ROME.- The Vatican has defrocked a former cardinal who had been one of its most influential representatives in the United States as part of a major drive to restore its reputation after having been dogged by accusations of ignoring and covering up years of sex abuse allegations, the Holy See said Saturday.
The decision to defrock Theodore McCarrick after finding him guilty of the sexual abuse of minors was announced five days ahead of an international gathering of bishops to help the church chart a way out of a deep crisis of sex abuse by clergy accompanied by a cover-up by high-ranking members of the church.
The Congregation for the Doctrine of the Faith said the former cardinal and archbishop of Washington had been sentenced to, «dismissal from the clerical state,» which means he will no longer be allowed to celebrate Mass, administer the sacraments or call himself as a priest.
As of Saturday, he will be known simply as «Mr. McCarrick,» the Roman Curia said, thus making him the first US Cardinal to be dismissed, a catastrophic fall from grace for a man who had been one of the most powerful figures in the Roman Catholic Church in the US.
The former cardinal’s downfall followed years of extensive rumors about his sexual wrongdoing, «with the aggravating factor of the abuse of power,» the Vatican said.
McCarrick, 88, who now lives in a Capuchin friary in rural Kansas under a mandate to seek a life of «prayer and penance,» became in July the first man in nearly a century to lose the title of cardinal after a church investigation ruled that a charge that he had sexually abused a teenager early in the 1970s was demonstrable.
Then, in August, a report by Pennsylvania prosecutor’s detailed decades of sex abuse, something that caused outrage in the USA.
He was eventually found guilty of an undisclosed number of acts of sexual abuse against minors and sexual misconduct with adults.
He was even found guilty of soliciting sex while taking confession.
The church’s long-running sexual abuse crisis in the US was top off by massive scandals in Latin America, Europe and Australia over the course of 2018.

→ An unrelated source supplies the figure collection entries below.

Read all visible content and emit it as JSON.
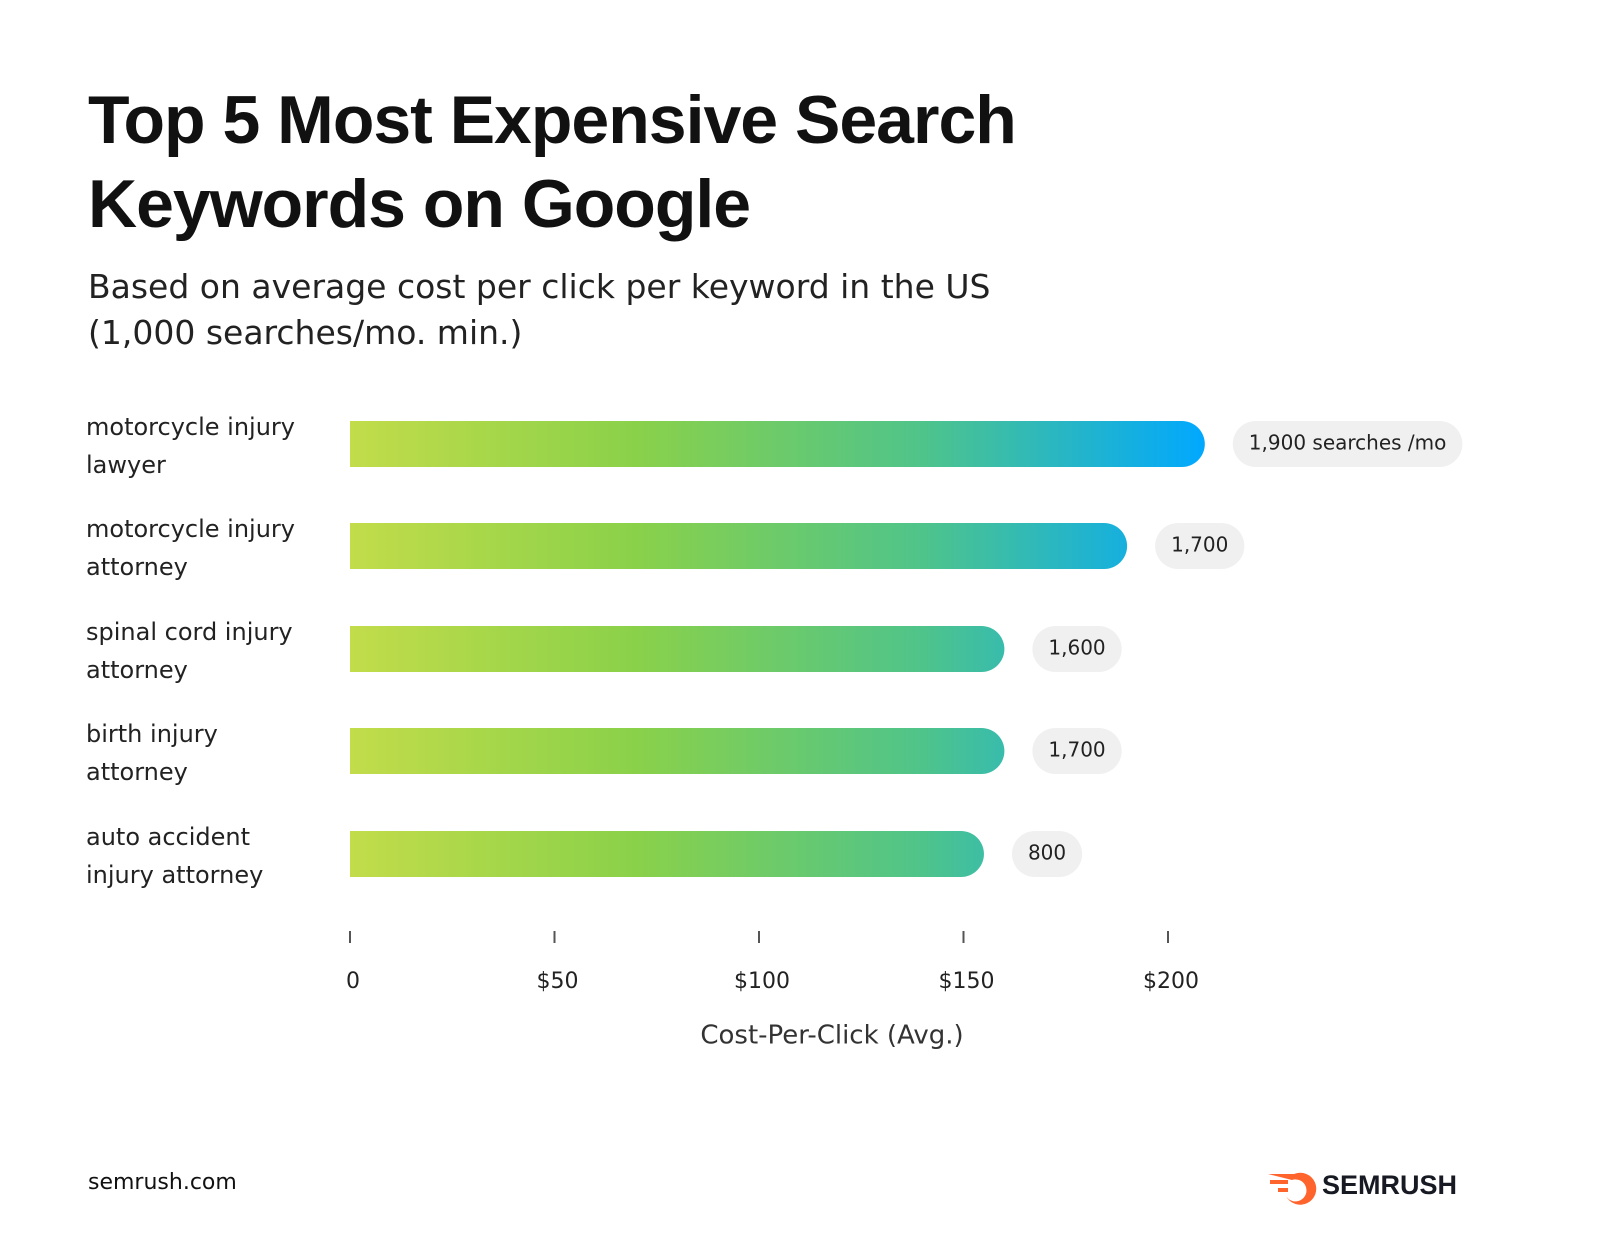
{
  "chart_data": {
    "type": "bar",
    "orientation": "horizontal",
    "title": "Top 5 Most Expensive Search Keywords on Google",
    "subtitle": "Based on average cost per click per keyword in the US (1,000 searches/mo. min.)",
    "categories": [
      [
        "motorcycle injury",
        "lawyer"
      ],
      [
        "motorcycle injury",
        "attorney"
      ],
      [
        "spinal cord injury",
        "attorney"
      ],
      [
        "birth injury",
        "attorney"
      ],
      [
        "auto accident",
        "injury attorney"
      ]
    ],
    "values": [
      209,
      190,
      160,
      160,
      155
    ],
    "bar_colors": [
      "#c2dc4a",
      "#8ad14a",
      "#4fc48a",
      "#00a8ff"
    ],
    "searches": {
      "values": [
        1900,
        1700,
        1600,
        1700,
        800
      ],
      "value_labels": [
        "1,900 searches /mo",
        "1,700",
        "1,600",
        "1,700",
        "800"
      ]
    },
    "xlim": [
      0,
      200
    ],
    "xticks": [
      0,
      {
        "value": 50,
        "label": "$50"
      },
      {
        "value": 100,
        "label": "$100"
      },
      {
        "value": 150,
        "label": "$150"
      },
      {
        "value": 200,
        "label": "$200"
      }
    ],
    "xlabel": "Cost-Per-Click (Avg.)",
    "source": "semrush.com",
    "brand": "SEMRUSH"
  }
}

Saturday’s statement added that the decision to defrock McCarrick had been approved by Pope Francis who had “recognized the definitive nature of this decision made in accordance with (church) law, rendering it as ‘res iudicata,’” the Vatican said, using a Latin maxim for admitting no further recourse to appeal.

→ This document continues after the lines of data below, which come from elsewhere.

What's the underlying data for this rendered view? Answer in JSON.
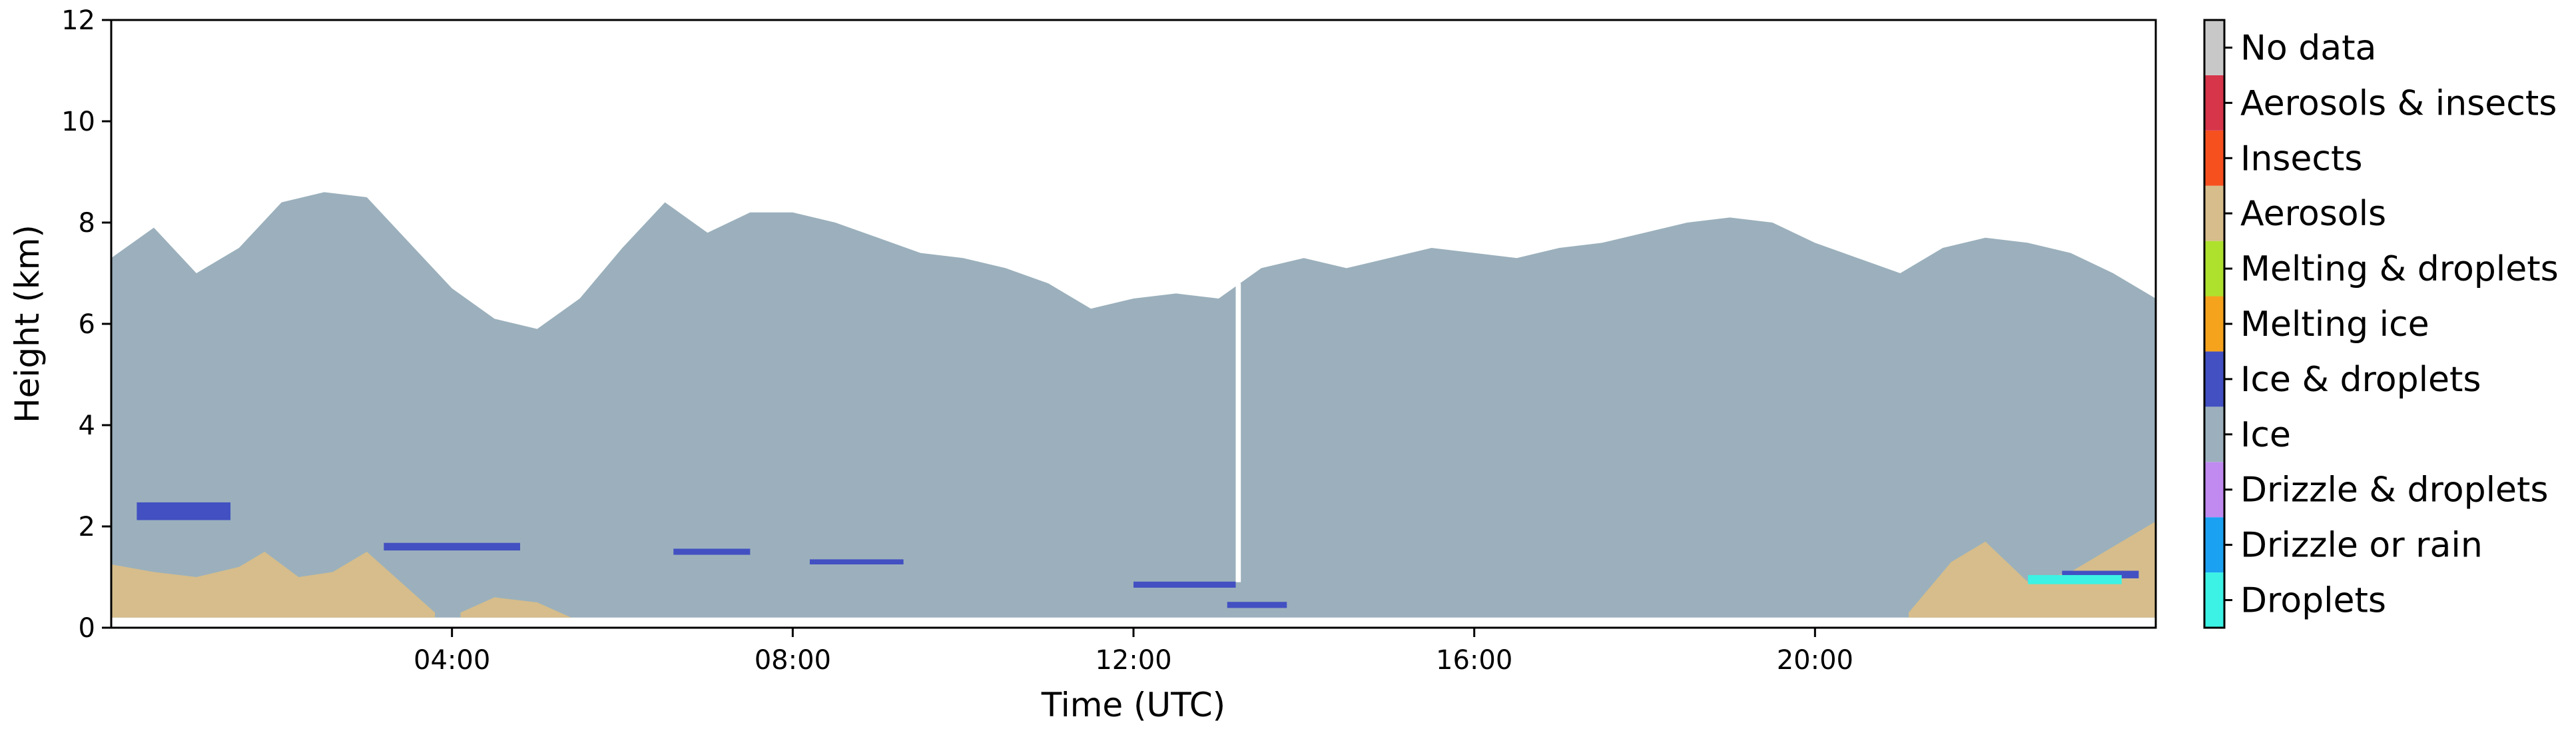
{
  "chart_data": {
    "type": "heatmap",
    "title": "",
    "xlabel": "Time (UTC)",
    "ylabel": "Height (km)",
    "xlim": [
      0,
      24
    ],
    "ylim": [
      0,
      12
    ],
    "x_ticks": [
      "04:00",
      "08:00",
      "12:00",
      "16:00",
      "20:00"
    ],
    "x_tick_hours": [
      4,
      8,
      12,
      16,
      20
    ],
    "y_ticks": [
      0,
      2,
      4,
      6,
      8,
      10,
      12
    ],
    "colorbar": {
      "placement": "right",
      "classes": [
        {
          "label": "Droplets",
          "color": "#3cf2e4"
        },
        {
          "label": "Drizzle or rain",
          "color": "#1ba1f2"
        },
        {
          "label": "Drizzle & droplets",
          "color": "#c08af0"
        },
        {
          "label": "Ice",
          "color": "#9bb0bc"
        },
        {
          "label": "Ice & droplets",
          "color": "#4250c2"
        },
        {
          "label": "Melting ice",
          "color": "#f5a21c"
        },
        {
          "label": "Melting & droplets",
          "color": "#aee12e"
        },
        {
          "label": "Aerosols",
          "color": "#d6bd8b"
        },
        {
          "label": "Insects",
          "color": "#f7501f"
        },
        {
          "label": "Aerosols & insects",
          "color": "#d6354a"
        },
        {
          "label": "No data",
          "color": "#c8c8c8"
        }
      ]
    },
    "regions": {
      "ice_top_km": [
        [
          0,
          7.3
        ],
        [
          0.5,
          7.9
        ],
        [
          1,
          7.0
        ],
        [
          1.5,
          7.5
        ],
        [
          2,
          8.4
        ],
        [
          2.5,
          8.6
        ],
        [
          3,
          8.5
        ],
        [
          3.5,
          7.6
        ],
        [
          4,
          6.7
        ],
        [
          4.5,
          6.1
        ],
        [
          5,
          5.9
        ],
        [
          5.5,
          6.5
        ],
        [
          6,
          7.5
        ],
        [
          6.5,
          8.4
        ],
        [
          7,
          7.8
        ],
        [
          7.5,
          8.2
        ],
        [
          8,
          8.2
        ],
        [
          8.5,
          8.0
        ],
        [
          9,
          7.7
        ],
        [
          9.5,
          7.4
        ],
        [
          10,
          7.3
        ],
        [
          10.5,
          7.1
        ],
        [
          11,
          6.8
        ],
        [
          11.5,
          6.3
        ],
        [
          12,
          6.5
        ],
        [
          12.5,
          6.6
        ],
        [
          13,
          6.5
        ],
        [
          13.5,
          7.1
        ],
        [
          14,
          7.3
        ],
        [
          14.5,
          7.1
        ],
        [
          15,
          7.3
        ],
        [
          15.5,
          7.5
        ],
        [
          16,
          7.4
        ],
        [
          16.5,
          7.3
        ],
        [
          17,
          7.5
        ],
        [
          17.5,
          7.6
        ],
        [
          18,
          7.8
        ],
        [
          18.5,
          8.0
        ],
        [
          19,
          8.1
        ],
        [
          19.5,
          8.0
        ],
        [
          20,
          7.6
        ],
        [
          20.5,
          7.3
        ],
        [
          21,
          7.0
        ],
        [
          21.5,
          7.5
        ],
        [
          22,
          7.7
        ],
        [
          22.5,
          7.6
        ],
        [
          23,
          7.4
        ],
        [
          23.5,
          7.0
        ],
        [
          24,
          6.5
        ]
      ],
      "ice_base_km": 0.2,
      "aerosol_layers_km": [
        {
          "t0": 0,
          "t1": 3.8,
          "top": [
            [
              0,
              1.25
            ],
            [
              0.5,
              1.1
            ],
            [
              1,
              1.0
            ],
            [
              1.5,
              1.2
            ],
            [
              1.8,
              1.5
            ],
            [
              2.2,
              1.0
            ],
            [
              2.6,
              1.1
            ],
            [
              3.0,
              1.5
            ],
            [
              3.4,
              0.9
            ],
            [
              3.8,
              0.3
            ]
          ]
        },
        {
          "t0": 4.1,
          "t1": 5.4,
          "top": [
            [
              4.1,
              0.3
            ],
            [
              4.5,
              0.6
            ],
            [
              5.0,
              0.5
            ],
            [
              5.4,
              0.2
            ]
          ]
        },
        {
          "t0": 21.1,
          "t1": 24,
          "top": [
            [
              21.1,
              0.3
            ],
            [
              21.6,
              1.3
            ],
            [
              22.0,
              1.7
            ],
            [
              22.5,
              0.9
            ],
            [
              23.0,
              1.1
            ],
            [
              23.5,
              1.6
            ],
            [
              24,
              2.1
            ]
          ]
        }
      ],
      "ice_and_droplets_segments": [
        {
          "t0": 0.3,
          "t1": 1.4,
          "h": 2.3,
          "th": 0.35
        },
        {
          "t0": 3.2,
          "t1": 4.8,
          "h": 1.6,
          "th": 0.15
        },
        {
          "t0": 6.6,
          "t1": 7.5,
          "h": 1.5,
          "th": 0.12
        },
        {
          "t0": 8.2,
          "t1": 9.3,
          "h": 1.3,
          "th": 0.1
        },
        {
          "t0": 12.0,
          "t1": 13.2,
          "h": 0.85,
          "th": 0.12
        },
        {
          "t0": 13.1,
          "t1": 13.8,
          "h": 0.45,
          "th": 0.12
        },
        {
          "t0": 22.9,
          "t1": 23.8,
          "h": 1.05,
          "th": 0.15
        }
      ],
      "droplet_segments": [
        {
          "t0": 22.5,
          "t1": 23.6,
          "h": 0.95,
          "th": 0.18
        }
      ],
      "no_data_gaps": [
        {
          "t0": 13.2,
          "t1": 13.26
        }
      ]
    }
  }
}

The scandals have prompted Francis to call bishops from around the world to the Vatican to discuss the crisis.
The Vatican decision to hasten McCarrick’s trial and appeal process was taken in a bid to prevent the matter from clouding the abuse summit, scheduled for next week.
Normally, appeals heard at the Vatican can take a minimum of two months, but the Vatican’s doctrinal office issued the first ruling on Jan. 11 and corroborated it on Feb. 13.
McCarrick’s case has dogged Pope Francis since August when a former Vatican envoy accused him of overlooking the reports as well as disciplinary measures that his predecessor, Pope Benedict XVI, had imposed on the then-cardinal.
McCarrick (New York, 1930) was ordained a cardinal by John Paul II and participated in the April 2005 conclave in which Benedict was elected Pope.
The only other incidence of a cardinal being defrocked dates back to Sept. 13, 1927, and was not related to sexual abuse.
Cardinal Louis Billot had supported the «Action Française» anti-fascist movement condemned by Pius XI.